Tra parentesi. Quando la Messa era ancora in latino, prima della riforma liturgica del Concilio Vaticano II, il celebrante, al termine di ogni Messa feriale, in ginocchio davanti all’altare, recitava il Prologo di Giovanni, che era riportato su una tabella o cartagloria, che era sempre posta davanti al tabernacolo. Ogni prete lo sapeva a memoria. Ora sembra messo nel dimenticatoio.
Certo, è un brano che gli studiosi ritengono di difficile interpretazione, anche per far capire quanto loro siano importanti. Ma il guaio è che nessuno di loro è riuscito ancora a mettersi d’accordo nel farci veramente amare un testo che ha un suo fascino tutto divino.
Il problema sta nell’intendere il senso del termine greco Logos, tradotto in latino come “Verbum” e in italiano come “Parola”. Ma dire “Logos” e dire “Parola” non è la stessa cosa. Il termine greco “Logos” richiama qualcosa di più profondo, che si avvicina di più al Mistero di Dio.
In ogni caso, possiamo almeno intuire che c’è un collegamento tra “Logos” e la Sapienza personificata del Libro dei Proverbi. Il “Logos”, dunque, andrebbe meglio tradotto come Sapienza divina. La Sapienza richiama l’Intelletto, l’Intelletto richiama lo Spirito, il quale non parla, ma casomai, come ha scritto San Paolo, emette gemiti inesprimibili, gemiti che richiamano quelli di una partoriente. Infatti, è nello Spirito che avviene la nuova rigenerazione. Ed è nello Spirito che possiamo cogliere il senso dei gemiti di un creato che, come scrive ancora Paolo, è in perenne gestazione.
“Tutto è stato fatto per mezzo di lui…”
Per agganciarmi ancora alla Sapienza personificata del libro dei Proverbi, vorrei soffermarmi sulle parole del Prologo, quando Giovanni scrive: ”Tutto è stato fatto per mezzo di lui e senza di lui nulla è stato fatto di ciò che esiste”.

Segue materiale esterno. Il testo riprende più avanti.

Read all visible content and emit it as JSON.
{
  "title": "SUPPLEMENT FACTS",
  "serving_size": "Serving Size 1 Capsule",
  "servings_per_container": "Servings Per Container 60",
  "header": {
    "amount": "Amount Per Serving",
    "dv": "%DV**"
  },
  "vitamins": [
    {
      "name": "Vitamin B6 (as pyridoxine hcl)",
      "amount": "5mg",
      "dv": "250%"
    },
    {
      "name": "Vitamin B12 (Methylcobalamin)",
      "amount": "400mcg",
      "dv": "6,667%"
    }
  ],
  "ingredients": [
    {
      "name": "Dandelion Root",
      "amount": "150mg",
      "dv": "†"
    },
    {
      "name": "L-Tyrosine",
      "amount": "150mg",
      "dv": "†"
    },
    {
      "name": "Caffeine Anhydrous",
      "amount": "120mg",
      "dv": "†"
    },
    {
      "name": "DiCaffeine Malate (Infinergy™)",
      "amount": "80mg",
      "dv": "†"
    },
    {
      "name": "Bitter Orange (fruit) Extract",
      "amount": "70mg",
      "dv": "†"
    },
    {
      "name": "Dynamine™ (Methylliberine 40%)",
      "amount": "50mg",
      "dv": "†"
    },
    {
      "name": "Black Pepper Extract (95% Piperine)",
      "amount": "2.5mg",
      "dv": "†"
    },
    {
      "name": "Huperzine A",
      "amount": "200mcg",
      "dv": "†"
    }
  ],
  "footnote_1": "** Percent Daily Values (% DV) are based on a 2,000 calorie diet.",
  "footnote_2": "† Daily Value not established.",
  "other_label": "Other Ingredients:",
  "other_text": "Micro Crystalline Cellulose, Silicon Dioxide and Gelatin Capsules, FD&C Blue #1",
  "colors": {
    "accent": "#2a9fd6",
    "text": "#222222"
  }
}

Commenta don Angelo Casati: «Stupefacente. Ma non so se ci crediamo. Se crediamo che in tutto c’è un seme del Verbo creatore. O se, per non censurare la Scrittura sacra, diciamo: “È poesia”. Mi sembra di capire che “in nuce” (ovvero, “in embrione”, “in abbozzo”, “in progetto”) in ogni cosa viva un frammento dell’Architetto, del Verbo creatore. Che certo attende di trovare forma, con la collaborazione di ciascuno di noi. Dunque, tutto, tutti, tutto ha un senso. Nessuno escluso, niente escluso. Mi ritorna alla mente una scena indimenticabile tenerissima di un film “La strada”, uno dei primi di Federico Fellini, una scena ricca di tenerezza e poesia, quando a una Gelsomina che sconsolata non sa dare senso e importanza alcuna alla sua vita, il Matto dice: “Il Padre Eterno che sa tutto, quando nasci, quando muori, chi può saperlo… Non so a cosa serve questo sasso, ma a qualcosa deve servire. Perché se questo è inutile, allora è inutile tutto… anche le stelle. Almeno, credo. E anche tu. Anche tu servi a qualcosa… Ognuno di noi, ogni uomo e ogni donna, ogni essere vivente. Come è bello ed emozionante pensarlo! Ognuno di noi come argilla che custodisce questo soffio, questo soffio della Parola di Dio, che ci ha suscitati».